Lughnasadh and the Goddess Tailtiu

And so we come to Lughnasadh and a full blue moon.

Lughnasadh, the beginning of the harvest season, often recognized as the first harvest; a festival that celebrates the first fruits, the sun god Lugh and games of skill.

In reality, this sabbat was originally about Lugh’s foster mother, Tailtiu, rather than Lugh himself.

Tailtiu was the last queen of the Fir Bolg. She is described in the Lebor Gabála Érenn, a famous history of Ireland:

§59. Tailltiu daughter of Mag Mor king of Spain, queen of the Fir Bolg, came after the slaughter was inflicted upon the Fir Bolg in that first battle of Mag Tuired to Coill Cuan: and the wood was cut down by her, so it was a plain under clover-flower before the end of a year. This is that Tailtiu who was wife of Eochu son of Erc king of Ireland till the Tuatha De Danann slew him, ut praediximus: it is he who took her from her father, from Spain; and it is she who slept with Eochu Garb son of Dui Dall of the Tuatha De Danann; and Cian son of Dian Cecht, whose other name was Scal Balb, gave her his son in fosterage, namely Lugh, whose mother was Eithne daughter of Balar. So Tailltiu died in Tailltiu, and her name clave thereto and her grave is from the Seat of Tailltiu north-eastward. Her games were performed every year and her song of lamentation, by Lugh. With gessa and feats of arms were they performed, a fortnight before Lugnasad and a fortnight after: under dicitur Lughnasadh, that is, the celebration (?) or the festival of Lugh. 
Unde Oengus post multum tempus dicebat, “the nasad of Lug, or the nasad of Beoan [son] of Mellan.” 

Tailtiu cleared a great forest in order for the Irish to plant the first fields. This feat exhausted her and when she was finished, she laid down at her castle and died. The Lughnasadh games were actually the funeral games held by Lugh in her honor.

Tailtiu is the great mother goddess. It is through her pains that the fields were cleared and the harvest was able to be born.
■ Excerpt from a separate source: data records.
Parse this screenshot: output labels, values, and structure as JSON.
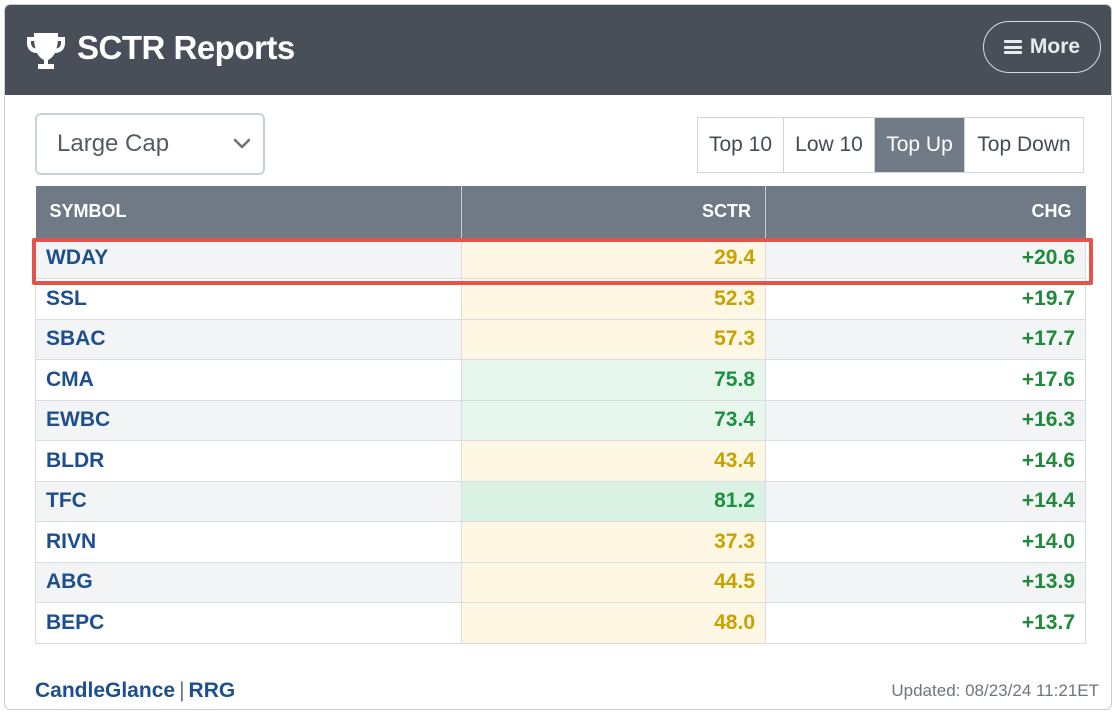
{
  "header": {
    "title": "SCTR Reports",
    "more_label": "More"
  },
  "filter": {
    "selected": "Large Cap"
  },
  "tabs": [
    {
      "label": "Top 10",
      "active": false
    },
    {
      "label": "Low 10",
      "active": false
    },
    {
      "label": "Top Up",
      "active": true
    },
    {
      "label": "Top Down",
      "active": false
    }
  ],
  "table": {
    "columns": [
      "SYMBOL",
      "SCTR",
      "CHG"
    ],
    "rows": [
      {
        "symbol": "WDAY",
        "sctr": "29.4",
        "chg": "+20.6",
        "tone": "yellow",
        "highlighted": true
      },
      {
        "symbol": "SSL",
        "sctr": "52.3",
        "chg": "+19.7",
        "tone": "yellow"
      },
      {
        "symbol": "SBAC",
        "sctr": "57.3",
        "chg": "+17.7",
        "tone": "yellow"
      },
      {
        "symbol": "CMA",
        "sctr": "75.8",
        "chg": "+17.6",
        "tone": "green"
      },
      {
        "symbol": "EWBC",
        "sctr": "73.4",
        "chg": "+16.3",
        "tone": "green"
      },
      {
        "symbol": "BLDR",
        "sctr": "43.4",
        "chg": "+14.6",
        "tone": "yellow"
      },
      {
        "symbol": "TFC",
        "sctr": "81.2",
        "chg": "+14.4",
        "tone": "green-strong"
      },
      {
        "symbol": "RIVN",
        "sctr": "37.3",
        "chg": "+14.0",
        "tone": "yellow"
      },
      {
        "symbol": "ABG",
        "sctr": "44.5",
        "chg": "+13.9",
        "tone": "yellow"
      },
      {
        "symbol": "BEPC",
        "sctr": "48.0",
        "chg": "+13.7",
        "tone": "yellow"
      }
    ]
  },
  "footer": {
    "link1": "CandleGlance",
    "separator": "|",
    "link2": "RRG",
    "updated": "Updated: 08/23/24 11:21ET"
  },
  "icons": {
    "title_icon": "trophy-icon",
    "more_icon": "hamburger-menu-icon",
    "select_icon": "chevron-down-icon"
  },
  "colors": {
    "header_bg": "#484f59",
    "table_header_bg": "#6f7a86",
    "active_tab_bg": "#707b87",
    "link": "#1d4f8c",
    "positive": "#1e8a3a",
    "sctr_yellow": "#c8a200",
    "sctr_green": "#1e9140",
    "highlight": "#e5544b"
  }
}
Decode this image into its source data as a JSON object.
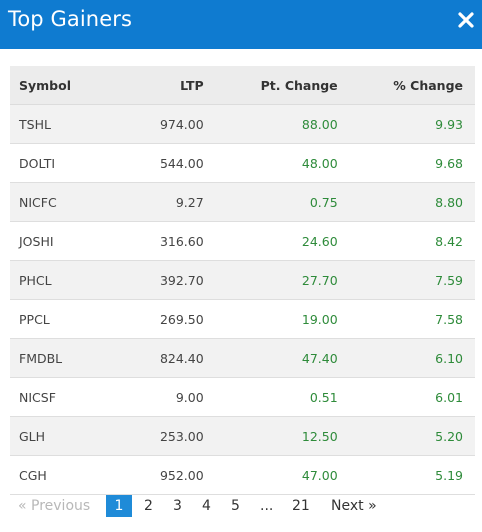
{
  "header": {
    "title": "Top Gainers"
  },
  "table": {
    "columns": [
      "Symbol",
      "LTP",
      "Pt. Change",
      "% Change"
    ],
    "rows": [
      {
        "symbol": "TSHL",
        "ltp": "974.00",
        "pt": "88.00",
        "pct": "9.93"
      },
      {
        "symbol": "DOLTI",
        "ltp": "544.00",
        "pt": "48.00",
        "pct": "9.68"
      },
      {
        "symbol": "NICFC",
        "ltp": "9.27",
        "pt": "0.75",
        "pct": "8.80"
      },
      {
        "symbol": "JOSHI",
        "ltp": "316.60",
        "pt": "24.60",
        "pct": "8.42"
      },
      {
        "symbol": "PHCL",
        "ltp": "392.70",
        "pt": "27.70",
        "pct": "7.59"
      },
      {
        "symbol": "PPCL",
        "ltp": "269.50",
        "pt": "19.00",
        "pct": "7.58"
      },
      {
        "symbol": "FMDBL",
        "ltp": "824.40",
        "pt": "47.40",
        "pct": "6.10"
      },
      {
        "symbol": "NICSF",
        "ltp": "9.00",
        "pt": "0.51",
        "pct": "6.01"
      },
      {
        "symbol": "GLH",
        "ltp": "253.00",
        "pt": "12.50",
        "pct": "5.20"
      },
      {
        "symbol": "CGH",
        "ltp": "952.00",
        "pt": "47.00",
        "pct": "5.19"
      }
    ]
  },
  "pagination": {
    "previous": "« Previous",
    "pages": [
      "1",
      "2",
      "3",
      "4",
      "5",
      "...",
      "21"
    ],
    "active": "1",
    "next": "Next »"
  },
  "colors": {
    "header_bg": "#0f7bd0",
    "positive": "#2e8b3a",
    "active_page": "#1f8bd8"
  },
  "icons": {
    "close": "close-icon"
  }
}
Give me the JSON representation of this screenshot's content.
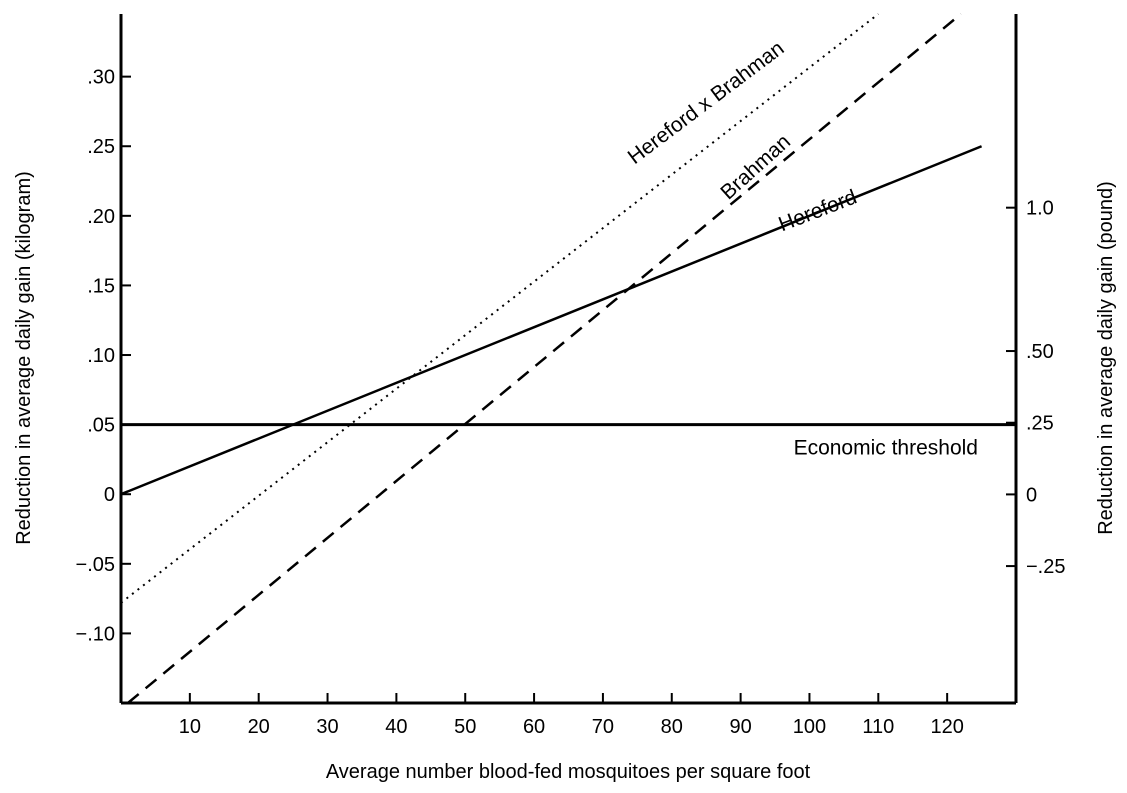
{
  "chart_data": {
    "type": "line",
    "title": "",
    "xlabel": "Average number blood-fed mosquitoes per square foot",
    "ylabel": "Reduction in average daily gain (kilogram)",
    "ylabel_right": "Reduction in average daily gain (pound)",
    "xlim": [
      0,
      130
    ],
    "ylim": [
      -0.15,
      0.345
    ],
    "y2lim": [
      -0.33,
      0.76
    ],
    "x_ticks": [
      10,
      20,
      30,
      40,
      50,
      60,
      70,
      80,
      90,
      100,
      110,
      120
    ],
    "x_tick_labels": [
      "10",
      "20",
      "30",
      "40",
      "50",
      "60",
      "70",
      "80",
      "90",
      "100",
      "110",
      "120"
    ],
    "y_ticks": [
      0.3,
      0.25,
      0.2,
      0.15,
      0.1,
      0.05,
      0,
      -0.05,
      -0.1
    ],
    "y_tick_labels": [
      ".30",
      ".25",
      ".20",
      ".15",
      ".10",
      ".05",
      "0",
      "−.05",
      "−.10"
    ],
    "y2_ticks": [
      0.4536,
      0.2268,
      0.1134,
      0,
      -0.1134
    ],
    "y2_tick_labels": [
      "1.0",
      ".50",
      ".25",
      "0",
      "−.25"
    ],
    "grid": false,
    "series": [
      {
        "name": "Hereford",
        "style": "solid",
        "x": [
          0,
          125
        ],
        "y": [
          0.0,
          0.25
        ]
      },
      {
        "name": "Brahman",
        "style": "dashed",
        "x": [
          1,
          122
        ],
        "y": [
          -0.15,
          0.345
        ]
      },
      {
        "name": "Hereford x Brahman",
        "style": "dotted",
        "x": [
          0,
          110
        ],
        "y": [
          -0.078,
          0.345
        ]
      }
    ],
    "threshold": {
      "label": "Economic threshold",
      "y": 0.05
    }
  }
}
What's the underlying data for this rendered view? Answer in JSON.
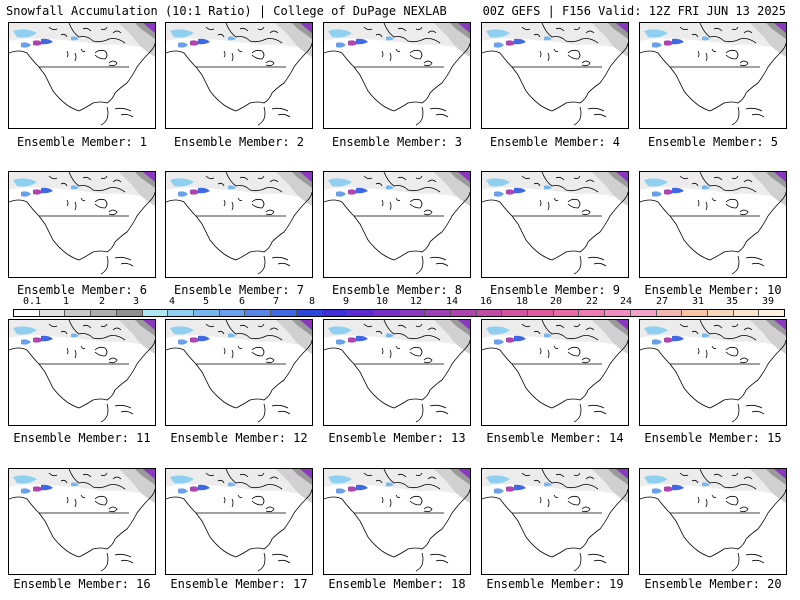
{
  "header": {
    "title_left": "Snowfall Accumulation (10:1 Ratio) | College of DuPage NEXLAB",
    "title_right": "00Z GEFS | F156 Valid: 12Z FRI JUN 13 2025"
  },
  "members": [
    "Ensemble Member: 1",
    "Ensemble Member: 2",
    "Ensemble Member: 3",
    "Ensemble Member: 4",
    "Ensemble Member: 5",
    "Ensemble Member: 6",
    "Ensemble Member: 7",
    "Ensemble Member: 8",
    "Ensemble Member: 9",
    "Ensemble Member: 10",
    "Ensemble Member: 11",
    "Ensemble Member: 12",
    "Ensemble Member: 13",
    "Ensemble Member: 14",
    "Ensemble Member: 15",
    "Ensemble Member: 16",
    "Ensemble Member: 17",
    "Ensemble Member: 18",
    "Ensemble Member: 19",
    "Ensemble Member: 20"
  ],
  "scale": {
    "ticks": [
      "0.1",
      "1",
      "2",
      "3",
      "4",
      "5",
      "6",
      "7",
      "8",
      "9",
      "10",
      "12",
      "14",
      "16",
      "18",
      "20",
      "22",
      "24",
      "27",
      "31",
      "35",
      "39"
    ],
    "colors": [
      "#ffffff",
      "#e3e3e3",
      "#c9c9c9",
      "#acacac",
      "#8e8e8e",
      "#aee6f2",
      "#8fd0f0",
      "#77b7ee",
      "#6aa0ea",
      "#5886e6",
      "#3f69e2",
      "#2a47dc",
      "#3d2fd8",
      "#5a2ad0",
      "#7630c8",
      "#8a38c0",
      "#9c3eb8",
      "#ae44b0",
      "#c04ca8",
      "#d254a0",
      "#e05aa0",
      "#e86aa8",
      "#ee7ab6",
      "#f08cc2",
      "#f2a2c8",
      "#f4b6b0",
      "#f6c6a4",
      "#f8d6b8",
      "#fae4cc",
      "#fcf0e0"
    ]
  }
}
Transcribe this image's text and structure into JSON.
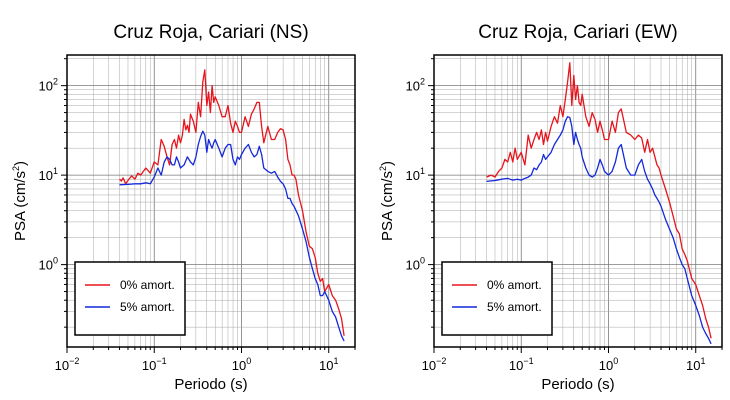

She is also seen to be a goddess of childbirth and labor. Tailtiu’s death was a necessary part of bringing forth life for the people. So while people celebrated her life through her funeral games, they also mourned her death and Lugh himself is said to have sung her death song every year. Because of this, Tailtiu is said to have prophesied on her death bed that as long as Lughnasadh is celebrated, there will always be music in Ireland.

Tailtiu’s death was a part of the sacred king rites of Ireland. Tailtiu was a Queen at Tara, the seat of the High King’s of Ireland. She was also married to the last Fir Bolg ruler. While Nuada was the first of the Tuatha rulers, Lugh was his successor.The High King’s of Ireland married the goddess who was sovereign over the land itself. Without holding this sovereignty, no one could rule. Lugh could not marry his foster mother, but by celebrating the sacrifice that ensured the prosperity of the land, Lugh was certainly honoring that connection. Tailtiu is often seen as the dynastic link between the Fir Bolg and the Tuatha de Danaan.

Lugh is the dying and reborn god, the sun and the grain in the fields. While Tailtiu cleared the land through her labor, it was Lugh who embodied the grain that grew in that land and was cut down for the harvest. Tailtiu didn’t birth Lugh physically, but she was certainly his mother in this sacred sense. Lugh is the young God that we cut down and sacrifice and who returns to the underworld and who is later reborn after the Goddess and the Old God marry. But he can only do this because of the original sacrifice of the Goddess.

So this Lughnasadh, while you dance and sing and make merry, also remember Tailtiu, the Great Mother whose death allowed the fields to grow so that the people could eat.